Emnid-Chef: So könnte der Richtungsstreit in der Partei einfach beigelegt werden und sie unschlagbar machen.

Analyse

Nur nach außen wirkt die CDU noch relativ gelassen. Doch spätestens nach den Wahlschlappen in Hessen und Verlusten in Niedersachsen herrscht hinter den Kulissen große Unruhe über den richtigen Kurs: Nach links rucken oder zurück zur Wirtschaft? Auf die Zukunftsängste der Deutschen reagieren oder auf ökonomische Erfolge verweisen? Die CDU war nie unentschlossener über ihre strategische Ausrichtung.

Lässt man die CDU-Wähler über den zukünftigen Kurs ihrer Partei abstimmen, wird man auch nicht schlauer: 46 Prozent sind für die Schärfung des Sozial-, 47 Prozent dagegen für die Stärkung des Wirtschaftsprofils. Wie immer die CDU sich positioniert, die Hälfte ist dagegen.
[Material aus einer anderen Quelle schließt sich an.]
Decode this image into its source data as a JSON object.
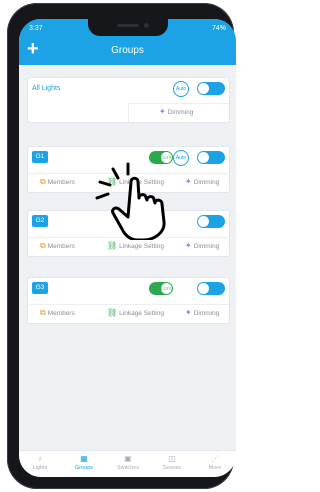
{
  "status": {
    "time": "3:37",
    "battery": "74%"
  },
  "header": {
    "title": "Groups",
    "add_icon": "plus-icon"
  },
  "all_lights": {
    "label": "All Lights",
    "auto": "Auto",
    "dimming": "Dimming"
  },
  "groups": [
    {
      "badge": "G1",
      "members": "Members",
      "linkage": "Linkage Setting",
      "dimming": "Dimming",
      "auto": "Auto",
      "toggle": "LOTS"
    },
    {
      "badge": "G2",
      "members": "Members",
      "linkage": "Linkage Setting",
      "dimming": "Dimming"
    },
    {
      "badge": "G3",
      "members": "Members",
      "linkage": "Linkage Setting",
      "dimming": "Dimming",
      "toggle": "LOTS"
    }
  ],
  "tabs": [
    {
      "label": "Lights",
      "icon": "bulb-icon"
    },
    {
      "label": "Groups",
      "icon": "groups-icon"
    },
    {
      "label": "Switches",
      "icon": "switch-icon"
    },
    {
      "label": "Scenes",
      "icon": "scene-icon"
    },
    {
      "label": "More",
      "icon": "share-icon"
    }
  ],
  "colors": {
    "accent": "#1ba3e6",
    "green": "#2ea84f",
    "orange": "#e89a28",
    "purple": "#9b7be0"
  }
}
Die seltsam gespaltene CDU ist trotz ihres Vorsprungs gegenüber der SPD in keiner komfortablen Lage: Nur 35 Prozent würden heute noch die Union wählen, 13 Prozentpunkte weniger als vor fünf Jahren, ein wesentlicher Grund für ihren Verlust bei den Landtagswahlen. Trotz Aufschwung, weniger Arbeitslosen und geringerer Neuverschuldung ist jeder vierte ihrer Wähler von 2005 inzwischen abgesprungen. Zehn Prozent aus Verärgerung über den Sozialruck zur FDP, acht Prozent aber auch zur SPD oder den Linken. In Ostdeutschland ist die CDU mit 26 Prozent nur noch drittstärkste Kraft.
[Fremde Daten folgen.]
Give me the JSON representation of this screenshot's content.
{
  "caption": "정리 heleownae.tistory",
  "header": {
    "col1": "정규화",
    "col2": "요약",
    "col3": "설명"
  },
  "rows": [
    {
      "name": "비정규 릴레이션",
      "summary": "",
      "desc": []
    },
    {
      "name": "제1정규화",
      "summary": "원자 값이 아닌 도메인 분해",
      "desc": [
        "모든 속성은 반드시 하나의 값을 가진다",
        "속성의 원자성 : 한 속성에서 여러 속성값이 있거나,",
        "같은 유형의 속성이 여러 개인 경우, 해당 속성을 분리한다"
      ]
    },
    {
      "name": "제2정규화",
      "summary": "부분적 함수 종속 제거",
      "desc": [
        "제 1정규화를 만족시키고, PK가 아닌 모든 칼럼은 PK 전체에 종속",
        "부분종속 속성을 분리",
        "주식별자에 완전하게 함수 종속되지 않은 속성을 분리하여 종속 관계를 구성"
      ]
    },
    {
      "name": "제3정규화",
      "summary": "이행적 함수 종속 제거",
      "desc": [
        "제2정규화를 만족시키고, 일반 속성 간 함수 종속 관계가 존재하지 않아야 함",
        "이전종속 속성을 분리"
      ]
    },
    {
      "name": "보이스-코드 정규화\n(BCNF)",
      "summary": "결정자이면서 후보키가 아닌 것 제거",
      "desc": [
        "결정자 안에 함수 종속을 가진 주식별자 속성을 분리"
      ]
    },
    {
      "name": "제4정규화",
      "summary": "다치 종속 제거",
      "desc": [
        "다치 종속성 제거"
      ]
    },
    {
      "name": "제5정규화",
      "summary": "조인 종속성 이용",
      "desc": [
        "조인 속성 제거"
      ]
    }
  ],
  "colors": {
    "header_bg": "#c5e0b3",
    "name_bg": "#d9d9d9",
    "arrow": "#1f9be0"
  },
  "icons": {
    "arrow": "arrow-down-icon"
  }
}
Ihr Hauptproblem: Sie hat ihr Renommee als Wirtschaftspartei gleich doppelt verloren: Bei der Wirtschaft, deren Chefetagen hinter beinahe jeder Regierungsentscheidung eine sozialdemokratische Handschrift vermuten. Und bei den Beschäftigten: Nur noch 30 Prozent von ihnen sind CDU-Wähler, unter den Beschäftigungslosen immerhin 40 Prozent. Nirgendwo ist der CDU-Zuspruch geringer als bei den in großer beruflicher Unsicherheit lebenden 45- bis 59-Jährigen.
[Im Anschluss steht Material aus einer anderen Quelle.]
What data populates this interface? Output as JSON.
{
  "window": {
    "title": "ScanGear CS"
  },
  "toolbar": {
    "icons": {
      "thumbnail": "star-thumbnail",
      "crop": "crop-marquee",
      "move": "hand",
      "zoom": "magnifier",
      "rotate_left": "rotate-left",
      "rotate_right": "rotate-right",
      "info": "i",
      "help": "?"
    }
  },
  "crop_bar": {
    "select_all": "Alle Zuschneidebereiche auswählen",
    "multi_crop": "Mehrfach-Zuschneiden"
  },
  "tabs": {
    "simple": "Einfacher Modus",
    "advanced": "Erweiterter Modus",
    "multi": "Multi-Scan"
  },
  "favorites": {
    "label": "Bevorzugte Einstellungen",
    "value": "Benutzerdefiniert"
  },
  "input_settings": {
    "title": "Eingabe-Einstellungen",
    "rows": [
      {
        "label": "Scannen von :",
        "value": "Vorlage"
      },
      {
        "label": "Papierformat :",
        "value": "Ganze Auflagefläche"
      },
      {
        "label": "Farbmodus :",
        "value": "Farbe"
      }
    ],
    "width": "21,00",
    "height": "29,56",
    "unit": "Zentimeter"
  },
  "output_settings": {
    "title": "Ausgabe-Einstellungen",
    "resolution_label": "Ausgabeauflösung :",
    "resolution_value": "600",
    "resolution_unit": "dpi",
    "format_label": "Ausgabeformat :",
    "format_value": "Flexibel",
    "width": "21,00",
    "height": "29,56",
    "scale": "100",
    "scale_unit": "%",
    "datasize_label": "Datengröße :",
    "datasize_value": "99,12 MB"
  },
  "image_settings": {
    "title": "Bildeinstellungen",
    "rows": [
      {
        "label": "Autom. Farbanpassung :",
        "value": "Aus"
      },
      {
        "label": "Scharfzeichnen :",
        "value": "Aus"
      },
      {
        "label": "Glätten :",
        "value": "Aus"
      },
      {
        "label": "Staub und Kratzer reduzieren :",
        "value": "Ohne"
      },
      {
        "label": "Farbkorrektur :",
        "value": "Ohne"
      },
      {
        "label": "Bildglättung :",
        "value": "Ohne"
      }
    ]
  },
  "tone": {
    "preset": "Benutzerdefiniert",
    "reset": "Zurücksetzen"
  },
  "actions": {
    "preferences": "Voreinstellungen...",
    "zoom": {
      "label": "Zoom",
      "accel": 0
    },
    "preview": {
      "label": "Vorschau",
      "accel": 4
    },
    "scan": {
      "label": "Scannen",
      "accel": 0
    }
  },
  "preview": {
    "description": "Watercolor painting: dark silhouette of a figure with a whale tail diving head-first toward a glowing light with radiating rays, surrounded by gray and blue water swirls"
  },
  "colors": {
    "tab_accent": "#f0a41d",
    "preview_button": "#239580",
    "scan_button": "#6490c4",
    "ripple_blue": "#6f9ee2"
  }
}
Zwar gilt die CDU weithin als die bessere Wirtschaftspartei, nur macht sie für die Unternehmer zu wenig Gebrauch davon, während die Arbeitnehmer den zu geringen Nutzen kritisieren: Nie zuvor war die Diskrepanz zwischen der allgemeinen Wirtschaftslage und der eigenen Finanzlage größer. Ein Aufschwung, der weder zu mehr Barem noch zu sichereren Arbeitsplätzen führt, ist ein Aufschwung ohne Wert. Die Wirtschaft hat sich nach Meinung auch der CDU-Wähler von den Beschäftigten entsolidarisiert. Und genau dafür wird die CDU derzeit in Haftung genommen!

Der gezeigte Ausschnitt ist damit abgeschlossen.